To make digitised newspapers searchable a further process is also needed: article segmentation. Newspapers tend to publish texts on topics that are not related to each other on the same page. Single articles are also often divided up into parts that are printed on different pages. To retrieve a meaningful version of an article, it is necessary to understand which characters and words belong to the same article. This “understanding” is made possible through the technique of article segmentation. While OCR gives us information on which letters and words appear on which page of the newspaper, article segmentation, the technique of scaling a page down into smaller units, gives us information on which letters and words on a page belong to the same unit.
After applying OCR and article segmentation, the final step is to make the digitised newspapers available to the public. The extracted texts and the images of the newspapers are published on the web and can be viewed and searched using a carefully designed interface. Applying article segmentation is however not always included in the digitisation process, and a user only notices after having conducted a search. You will notice the difference between searching digital newspaper archives where this prinicple has been applied and where it is missing.
After taking measures to guarantee good quality OCR, another concern is the quality of the text retrieval by the search engine and the interaction with the audience through the interface. To find and read specific articles, a system has to be built and an interface has to be designed to enable you to query the database and access the place where the digitised newspapers are stored. The database therefore needs rich information on each of the digitised objects it contains. This information is called metadata, literally “information about data”. In general the most basic elements for books and articles are the author, the title of the publication, the date of publication and the language of the document. For newspapers, the available information is usually limited to the title of the newspaper and the date of publication of the issue.
To turn all the digitised material into an online search environment, we need the following:
- a database where the output of the digitisation is stored (the image of each newspaper page, the OCR and the metadata),
- an interface where you can type your query and browse the results
- a search engine that will receive your query from the interface and look into the database to find relevant results.

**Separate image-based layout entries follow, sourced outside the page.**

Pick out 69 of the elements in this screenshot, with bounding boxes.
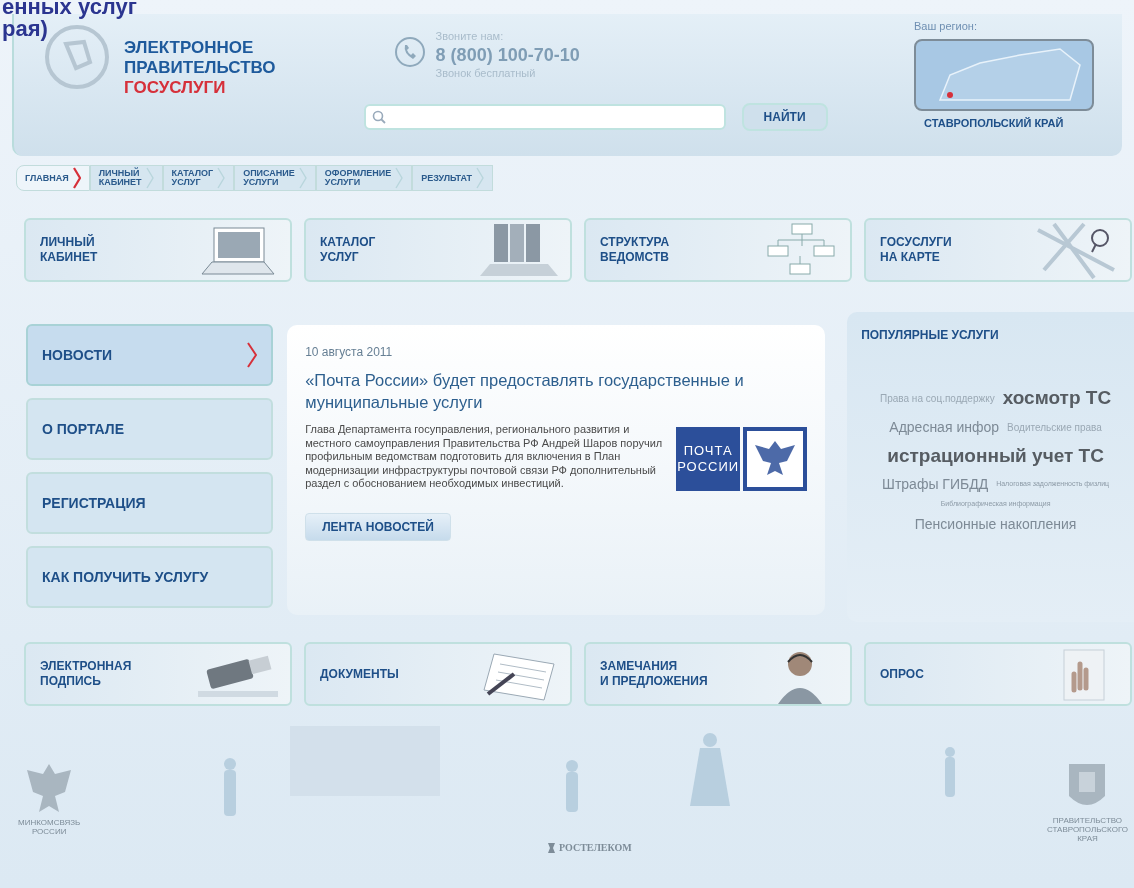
chevron-icon — [476, 167, 485, 189]
search-field[interactable] — [363, 104, 726, 130]
nav-menu-label: НОВОСТИ — [42, 345, 113, 365]
logo-text: ЭЛЕКТРОННОЕ — [124, 38, 255, 58]
tile-label: ГОСУСЛУГИ НА КАРТЕ — [880, 235, 952, 265]
company-logo-icon — [546, 841, 556, 854]
breadcrumb-item[interactable]: РЕЗУЛЬТАТ — [412, 165, 494, 191]
logo-text: ПРАВИТЕЛЬСТВО — [124, 58, 276, 78]
breadcrumb-label: ЛИЧНЫЙ КАБИНЕТ — [98, 169, 142, 187]
chevron-icon — [72, 167, 81, 189]
chevron-icon — [298, 167, 307, 189]
tile-label: КАТАЛОГ УСЛУГ — [320, 235, 376, 265]
menu-tile[interactable]: ОПРОС — [864, 642, 1132, 706]
tile-label: ЭЛЕКТРОННАЯ ПОДПИСЬ — [40, 659, 132, 689]
tile-label: ДОКУМЕНТЫ — [320, 666, 399, 682]
phone-icon — [393, 36, 426, 68]
service-tag-link[interactable]: истрационный учет ТС — [887, 441, 1104, 470]
menu-tile[interactable]: СТРУКТУРА ВЕДОМСТВ — [584, 218, 852, 282]
nav-menu-label: О ПОРТАЛЕ — [42, 419, 124, 439]
region-name[interactable]: СТАВРОПОЛЬСКИЙ КРАЙ — [924, 114, 1064, 131]
service-tag-link[interactable]: хосмотр ТС — [1002, 384, 1112, 413]
phone-number: 8 (800) 100-70-10 — [435, 44, 580, 65]
menu-tile[interactable]: ЗАМЕЧАНИЯ И ПРЕДЛОЖЕНИЯ — [584, 642, 852, 706]
government-caption: ПРАВИТЕЛЬСТВО СТАВРОПОЛЬСКОГО КРАЯ — [1046, 816, 1128, 843]
slide-title-text: рая) — [2, 18, 49, 40]
phone-label: Звоните нам: — [435, 29, 505, 44]
tile-label: ЗАМЕЧАНИЯ И ПРЕДЛОЖЕНИЯ — [600, 659, 708, 689]
news-feed-button[interactable]: ЛЕНТА НОВОСТЕЙ — [305, 513, 451, 541]
chevron-icon — [145, 167, 154, 189]
company-name: РОСТЕЛЕКОМ — [559, 841, 632, 855]
nav-menu-item[interactable]: НОВОСТИ — [26, 324, 274, 386]
popular-title: ПОПУЛЯРНЫЕ УСЛУГИ — [861, 327, 1000, 344]
breadcrumb-item[interactable]: ЛИЧНЫЙ КАБИНЕТ — [89, 165, 163, 191]
nav-menu-item[interactable]: РЕГИСТРАЦИЯ — [26, 472, 274, 534]
nav-menu-item[interactable]: О ПОРТАЛЕ — [26, 398, 274, 460]
menu-tile[interactable]: ГОСУСЛУГИ НА КАРТЕ — [864, 218, 1132, 282]
chevron-icon — [395, 167, 404, 189]
region-label: Ваш регион: — [914, 19, 977, 34]
nav-menu-item[interactable]: КАК ПОЛУЧИТЬ УСЛУГУ — [26, 546, 274, 608]
breadcrumb-label: РЕЗУЛЬТАТ — [421, 173, 473, 183]
breadcrumb-label: ОФОРМЛЕНИЕ УСЛУГИ — [324, 169, 392, 187]
breadcrumb-label: КАТАЛОГ УСЛУГ — [171, 169, 214, 187]
post-logo-text: ПОЧТА РОССИИ — [676, 427, 741, 491]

The list of results that appears on your screen is the product of the interaction between these three elements. Any errors or missing elements may be the result of a problem arising in any one of these elements. As we have seen, digitisation itself can also yield errors. Furthermore, it is important to bear in mind that because we are dealing with historical texts, spellings might have changed over time or misspellings may have occurred in the historical source itself.
Names of people and locations are more prone to OCR mistakes, as they cannot be found in the dictionaries that are used to recognise printed words. This means that if the software used for digitisation has not integrated a dictionary of names, an accurate match for a query of a name relies completely on the correct identification of each single letter of the name.